Obediently, Jason peeped through the magnifying lens at the stamp. It seemed to him a stamp like any other stamp, except that unlike modern stamps it had been printed in only one color.

“Look at the engraving on the animals,” Alys said. “The herd of steer. It’s absolutely perfect; every line is exact. This stamp has never been—” She stopped his hand as he started to touch the stamp. “Oh no,” she said. “Don’t ever touch a stamp with your fingers; always use tongs.”

“Is it valuable?” he asked.

“Not really. But they’re almost never sold. I’ll explain it to you someday. This is a present to me from Felix, because he loves me. Because, he says, I’m good in bed.”

“It’s a nice stamp,” Jason said, disconcerted. He handed the magnifying glass back to her.

“Felix told me the truth; it’s a good copy. Perfectly centered, light cancellation that doesn’t mar the center picture, and—” Deftly, with the tongs, she flipped the stamp over on its back, allowed it to lie on the felt pad face down. All at once her expression changed; her face glowed hotly and she said, “That motherfucker.”

“What’s the matter?” he said.

“A thin spot.” She touched a corner of the stamp’s back side with the tongs. “Well, you can’t tell from the front. But that’s Felix. Hell, it’s probably counterfeit anyhow. Except that Felix always somehow manages not to buy counterfeits. Okay, Felix; that’s one for you.” Thoughtfully, she said, “I wonder if he’s got another one in his own collection. I could switch them.” Going to a wall safe, she twiddled for a time with the dials, opened the safe at last, and brought out a huge and heavy album, which she lugged to the desk. “Felix,” she said, “does not know I know the combination to that safe. So don’t tell him.” She cautiously turned heavy-gauge pages, came to one on which four stamps rested. “No one-dollar black,” she said. “But he may have hidden it elsewhere. He may even have it down at the academy.” Closing the album, she restored it to the wall safe.

“The mescaline,” Jason said, “is beginning to affect me.” His legs ached: for him that was always a sign that mescaline was beginning to act in his system. “I’ll sit down,” he said, and managed to locate a leather-covered easy chair before his legs gave way. Or seemed to give way; actually they never did: it was a drug-instigated illusion. But all the same it felt real.

“Would you like to see a collection of chaste and ornate snuff boxes?” Alys inquired. “Felix has a terribly fine collection. All antiques, in gold, silver, alloys, with cameo engravings, hunting scenes—no?” She seated herself opposite him, crossed her long, black-sheathed legs; her high-heeled shoe dangled as she swung it back and forth. “One time Felix bought an old snuff box at an auction, paid a lot for it, brought it home.

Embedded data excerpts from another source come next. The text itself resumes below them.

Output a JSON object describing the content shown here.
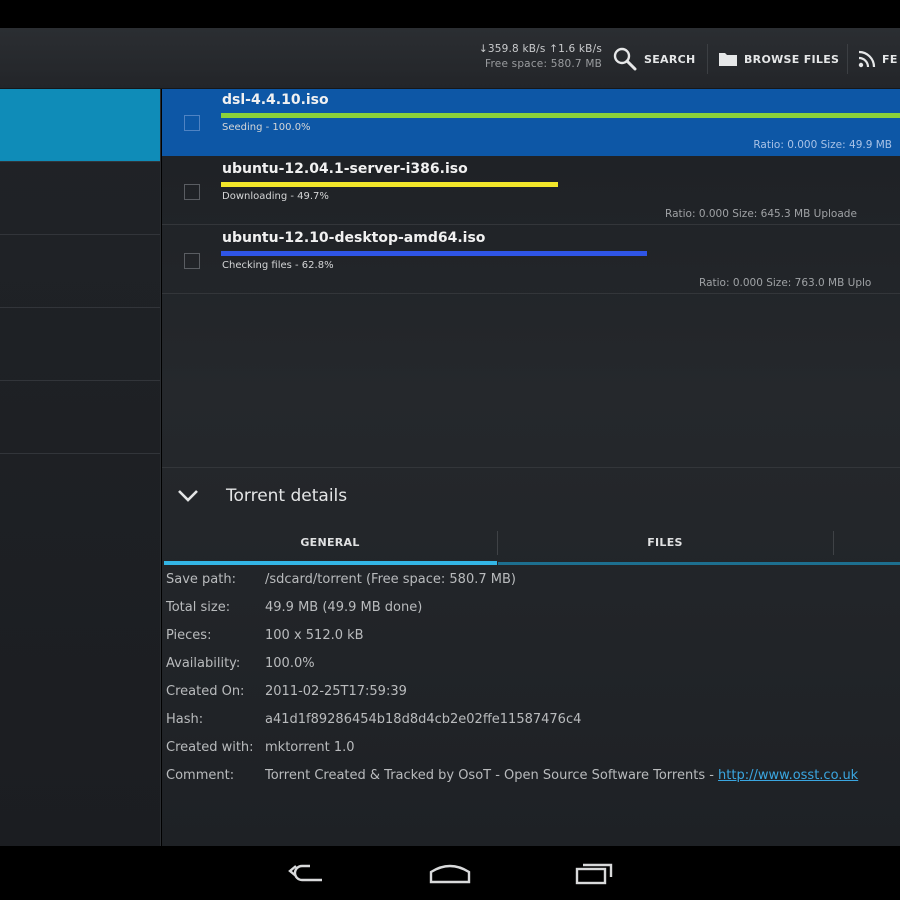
{
  "action_bar": {
    "speed": "↓359.8 kB/s ↑1.6 kB/s",
    "free_space": "Free space: 580.7 MB",
    "buttons": [
      {
        "label": "SEARCH",
        "icon": "search-icon"
      },
      {
        "label": "BROWSE FILES",
        "icon": "folder-icon"
      },
      {
        "label": "FE",
        "icon": "rss-feed-icon"
      }
    ]
  },
  "torrents": [
    {
      "name": "dsl-4.4.10.iso",
      "status": "Seeding - 100.0%",
      "meta": "Ratio: 0.000   Size: 49.9 MB",
      "progress": 1.0,
      "bar_color": "#8bd13a",
      "selected": true
    },
    {
      "name": "ubuntu-12.04.1-server-i386.iso",
      "status": "Downloading - 49.7%",
      "meta": "Ratio: 0.000   Size: 645.3 MB   Uploade",
      "progress": 0.497,
      "bar_color": "#f2e62a",
      "selected": false
    },
    {
      "name": "ubuntu-12.10-desktop-amd64.iso",
      "status": "Checking files - 62.8%",
      "meta": "Ratio: 0.000   Size: 763.0 MB   Uplo",
      "progress": 0.628,
      "bar_color": "#2f55e6",
      "selected": false
    }
  ],
  "details": {
    "title": "Torrent details",
    "tabs": [
      {
        "label": "GENERAL",
        "active": true
      },
      {
        "label": "FILES",
        "active": false
      }
    ],
    "rows": [
      {
        "label": "Save path:",
        "value": "/sdcard/torrent  (Free space: 580.7 MB)"
      },
      {
        "label": "Total size:",
        "value": "49.9 MB (49.9 MB done)"
      },
      {
        "label": "Pieces:",
        "value": "100 x 512.0 kB"
      },
      {
        "label": "Availability:",
        "value": "100.0%"
      },
      {
        "label": "Created On:",
        "value": "2011-02-25T17:59:39"
      },
      {
        "label": "Hash:",
        "value": "a41d1f89286454b18d8d4cb2e02ffe11587476c4"
      },
      {
        "label": "Created with:",
        "value": "mktorrent 1.0"
      },
      {
        "label": "Comment:",
        "value": "Torrent Created & Tracked by OsoT - Open Source Software Torrents - ",
        "link": "http://www.osst.co.uk"
      }
    ]
  },
  "colors": {
    "accent": "#0f8cb8",
    "selected_row": "#0d57a6",
    "tab_indicator": "#33b5e5"
  }
}
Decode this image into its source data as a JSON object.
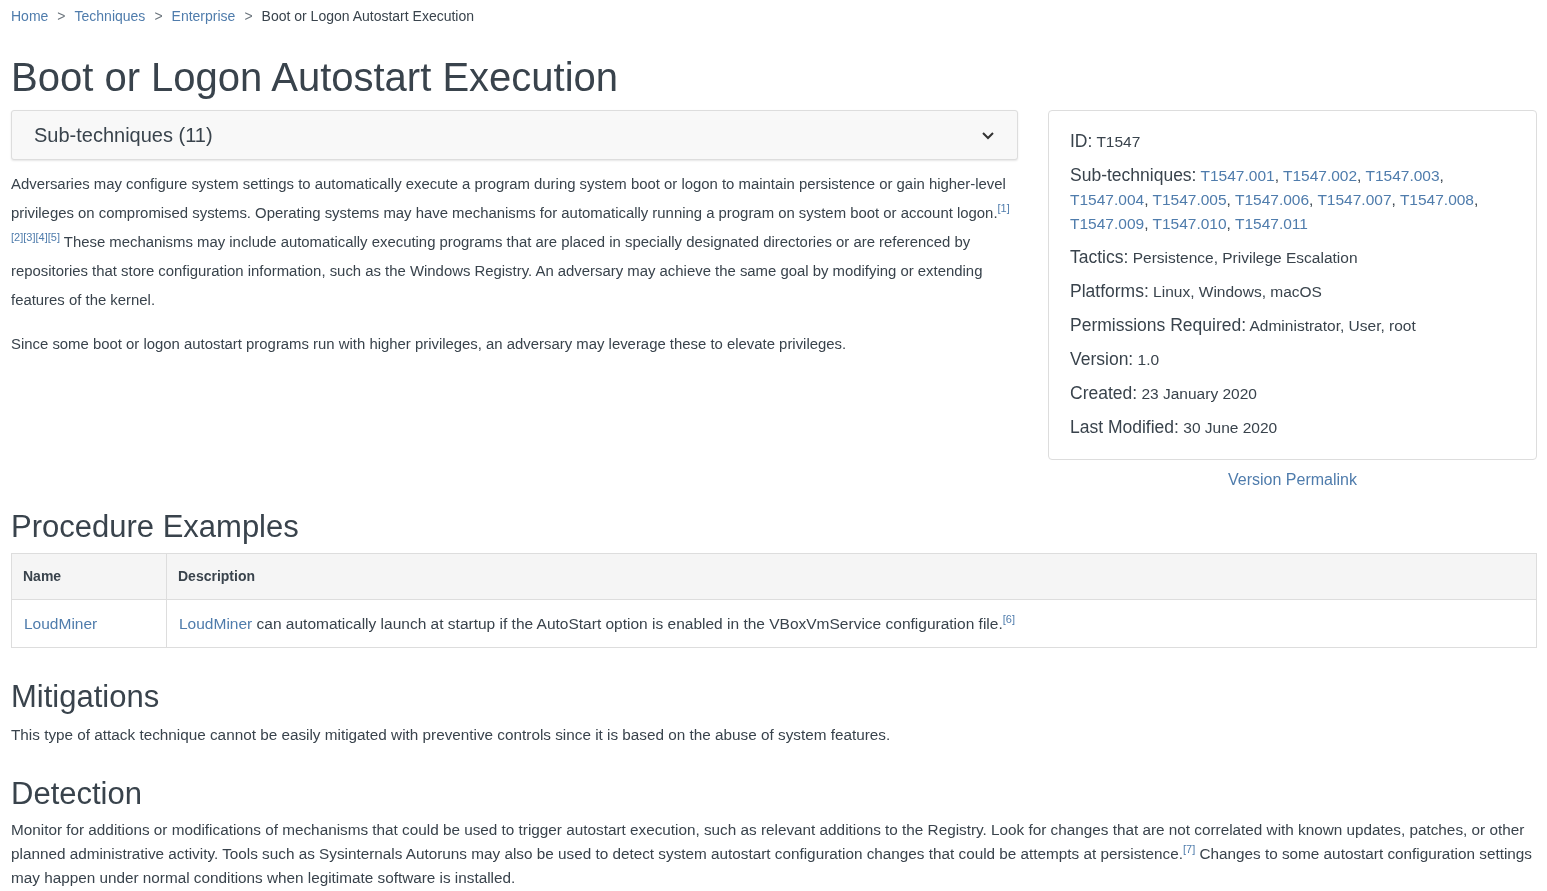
{
  "breadcrumb": [
    {
      "label": "Home",
      "link": true
    },
    {
      "label": "Techniques",
      "link": true
    },
    {
      "label": "Enterprise",
      "link": true
    },
    {
      "label": "Boot or Logon Autostart Execution",
      "link": false
    }
  ],
  "breadcrumb_separator": ">",
  "title": "Boot or Logon Autostart Execution",
  "subtechniques_panel": {
    "label": "Sub-techniques (11)",
    "expanded": false
  },
  "description": [
    {
      "before": "Adversaries may configure system settings to automatically execute a program during system boot or logon to maintain persistence or gain higher-level privileges on compromised systems. Operating systems may have mechanisms for automatically running a program on system boot or account logon.",
      "citations": [
        "[1]",
        "[2]",
        "[3]",
        "[4]",
        "[5]"
      ],
      "after": " These mechanisms may include automatically executing programs that are placed in specially designated directories or are referenced by repositories that store configuration information, such as the Windows Registry. An adversary may achieve the same goal by modifying or extending features of the kernel."
    },
    {
      "before": "Since some boot or logon autostart programs run with higher privileges, an adversary may leverage these to elevate privileges."
    }
  ],
  "info_separator": ",",
  "info_card": [
    {
      "label": "ID:",
      "values": [
        {
          "text": "T1547",
          "link": false
        }
      ]
    },
    {
      "label": "Sub-techniques:",
      "values": [
        {
          "text": "T1547.001",
          "link": true
        },
        {
          "text": "T1547.002",
          "link": true
        },
        {
          "text": "T1547.003",
          "link": true
        },
        {
          "text": "T1547.004",
          "link": true
        },
        {
          "text": "T1547.005",
          "link": true
        },
        {
          "text": "T1547.006",
          "link": true
        },
        {
          "text": "T1547.007",
          "link": true
        },
        {
          "text": "T1547.008",
          "link": true
        },
        {
          "text": "T1547.009",
          "link": true
        },
        {
          "text": "T1547.010",
          "link": true
        },
        {
          "text": "T1547.011",
          "link": true
        }
      ]
    },
    {
      "label": "Tactics:",
      "values": [
        {
          "text": "Persistence, Privilege Escalation",
          "link": false
        }
      ]
    },
    {
      "label": "Platforms:",
      "values": [
        {
          "text": "Linux, Windows, macOS",
          "link": false
        }
      ]
    },
    {
      "label": "Permissions Required:",
      "values": [
        {
          "text": "Administrator, User, root",
          "link": false
        }
      ]
    },
    {
      "label": "Version:",
      "values": [
        {
          "text": "1.0",
          "link": false
        }
      ]
    },
    {
      "label": "Created:",
      "values": [
        {
          "text": "23 January 2020",
          "link": false
        }
      ]
    },
    {
      "label": "Last Modified:",
      "values": [
        {
          "text": "30 June 2020",
          "link": false
        }
      ]
    }
  ],
  "version_permalink": "Version Permalink",
  "procedure_examples": {
    "heading": "Procedure Examples",
    "columns": [
      "Name",
      "Description"
    ],
    "rows": [
      {
        "name": "LoudMiner",
        "description_link": "LoudMiner",
        "description": " can automatically launch at startup if the AutoStart option is enabled in the VBoxVmService configuration file.",
        "citation": "[6]"
      }
    ]
  },
  "mitigations": {
    "heading": "Mitigations",
    "text": "This type of attack technique cannot be easily mitigated with preventive controls since it is based on the abuse of system features."
  },
  "detection": {
    "heading": "Detection",
    "before": "Monitor for additions or modifications of mechanisms that could be used to trigger autostart execution, such as relevant additions to the Registry. Look for changes that are not correlated with known updates, patches, or other planned administrative activity. Tools such as Sysinternals Autoruns may also be used to detect system autostart configuration changes that could be attempts at persistence.",
    "citations": [
      "[7]"
    ],
    "after": " Changes to some autostart configuration settings may happen under normal conditions when legitimate software is installed."
  }
}
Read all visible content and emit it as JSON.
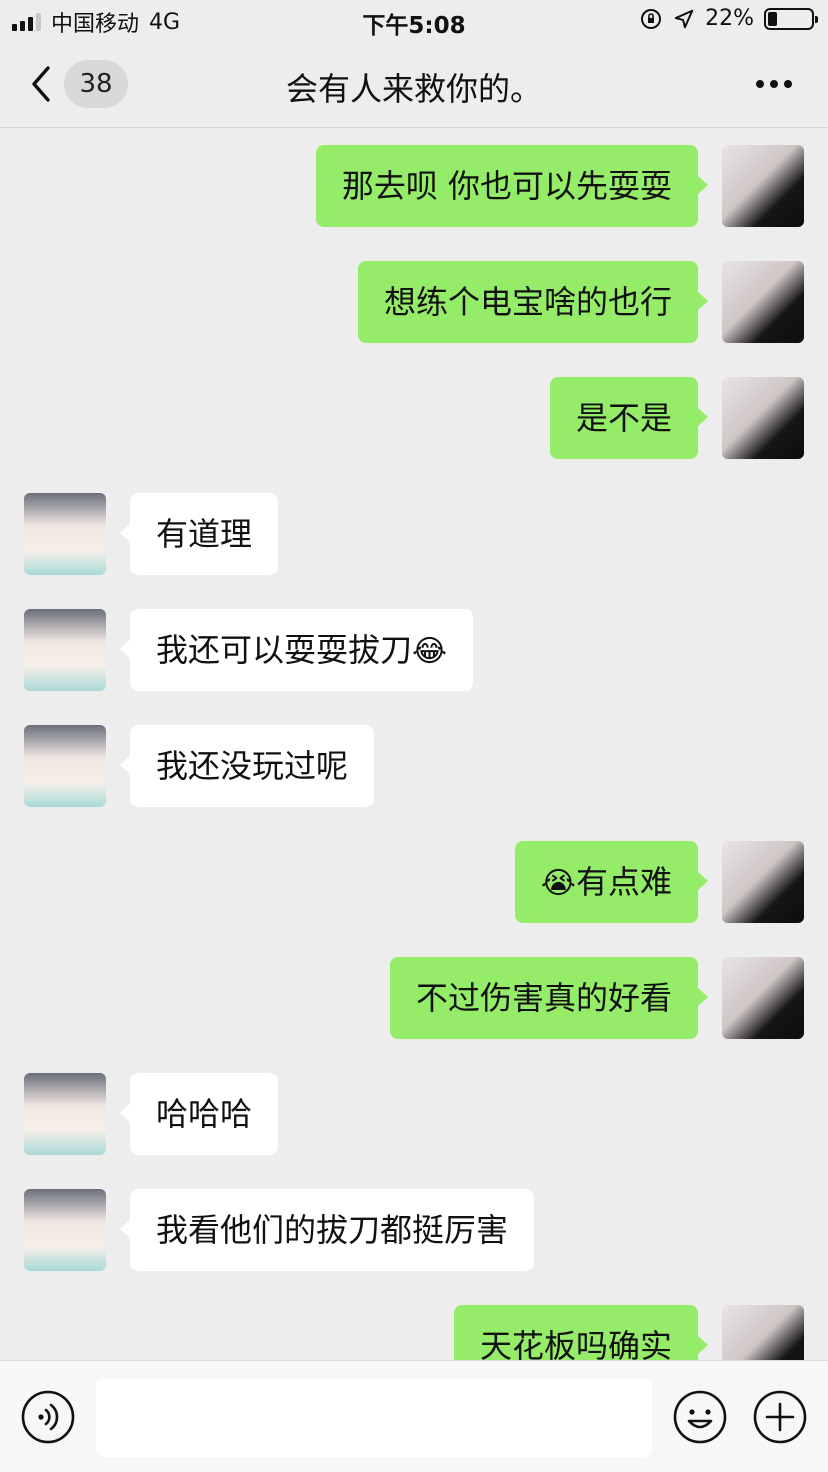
{
  "status_bar": {
    "carrier": "中国移动",
    "network": "4G",
    "time": "下午5:08",
    "battery": "22%",
    "battery_level": 0.22
  },
  "nav": {
    "unread_count": "38",
    "title": "会有人来救你的。"
  },
  "messages": [
    {
      "from": "me",
      "text": "那去呗 你也可以先耍耍"
    },
    {
      "from": "me",
      "text": "想练个电宝啥的也行"
    },
    {
      "from": "me",
      "text": "是不是"
    },
    {
      "from": "them",
      "text": "有道理"
    },
    {
      "from": "them",
      "text": "我还可以耍耍拔刀",
      "emoji_after": "😂"
    },
    {
      "from": "them",
      "text": "我还没玩过呢"
    },
    {
      "from": "me",
      "text": "有点难",
      "emoji_before": "😭"
    },
    {
      "from": "me",
      "text": "不过伤害真的好看"
    },
    {
      "from": "them",
      "text": "哈哈哈"
    },
    {
      "from": "them",
      "text": "我看他们的拔刀都挺厉害"
    },
    {
      "from": "me",
      "text": "天花板吗确实"
    }
  ],
  "icons": {
    "back": "chevron-left-icon",
    "more": "more-dots-icon",
    "voice": "voice-icon",
    "emoji": "smiley-icon",
    "plus": "plus-icon"
  }
}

He cleaned the old snuff out of it and found a spring-operated lever mounted at the bottom of the box, or what seemed to be the bottom. The lever operated when you screwed down a tiny screw. It took him all day to find a tool small enough to rotate the screw. But at least he got it.” She laughed.

“What happened?” Jason said.

“The bottom of the box—a false bottom with a tin plate concealed in it. He got the plate out.” She laughed again, her gold tooth ornamentation sparkling. “It turned out to be a two-hundred-year-old dirty picture. Of a chick copulating with a Shetland pony. Tinted, too, in eight colors. Worth, oh, say, five thousand dollars—not much, but it genuinely delighted us. The dealer, of course, didn’t know it was there.”